Tim Bull, Member for Gippsland East, attended the meeting to hear the issues raised by the consumers and has made a commitment to meet with representatives for further discussion.
The issues raised related to the invisibility of people who are experiencing homelessness in our community, ‘if you can’t see it, we don’t have a problem’ and yet people are sleeping in cars, by the river in swags and makeshift accommodation.
There is a belief that being homeless is a choice. No-one chooses to be homeless, it can happen to anyone and does, all it takes are some unfortunate events, according to Mrs McNamara.
“There is a stigma related to being homeless, people believe and ask if you have a drug or alcohol problem and assume that you also have mental health problems,” she said.

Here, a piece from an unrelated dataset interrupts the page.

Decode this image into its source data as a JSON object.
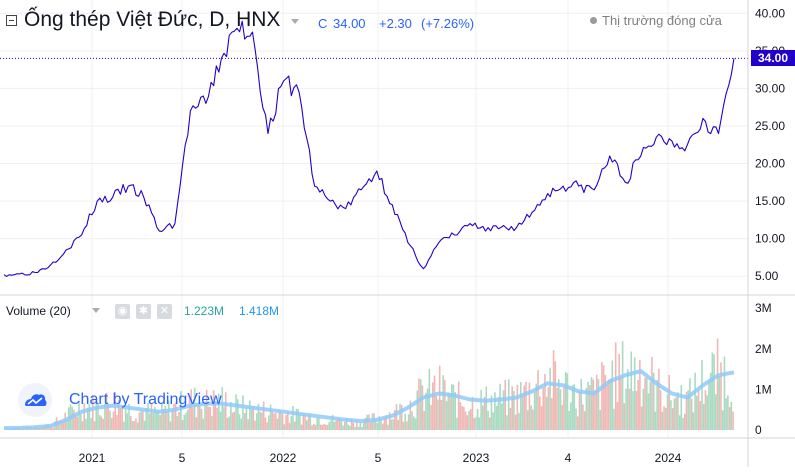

“These are issues that can come to the fore after the trauma of homelessness. Because of this misconception we experience discrimination.”
Consumers also expressed their concern about the difficulty of navigating the complex and fragmented service system, often being turned away and sometimes giving up. The need for more public/social housing, particularly for single people, was seen as a major issue with very few alternate options. There is a very limited supply of private rental properties that are affordable to people on very low incomes such as Newstart, and for those that don’t own a vehicle, which is often the case for people on a very low income. The public transport system needs improvement so that people can access work without the need of owning a vehicle.
The attendees support the national Everbody’s Home Campaign that advocates for Victoria to build 3000 social housing properties per year for the next 10 years.
PICTURED: As part of the lead up to Homelessness Week, the Gippsland Homelessness Network, supported by its members, Gippsland Lakes Community Health Service, Community Housing Limited, Quantum Support Services and the Gippsland Children’s Resource Program, convened a meeting to hear the voices of consumers on Tuesday, July 30. PICTURED: Trevor Brown, of Council to Homelessness Persons Peer Education Support Program, Shanna Nielsen, Michael Karis, Leeann Lenane, of State Wide Children’s Resource Program, Member for Gippsland East, Tim Bull, and Gippsland Homelessness Network coordinator, Chris McNamara.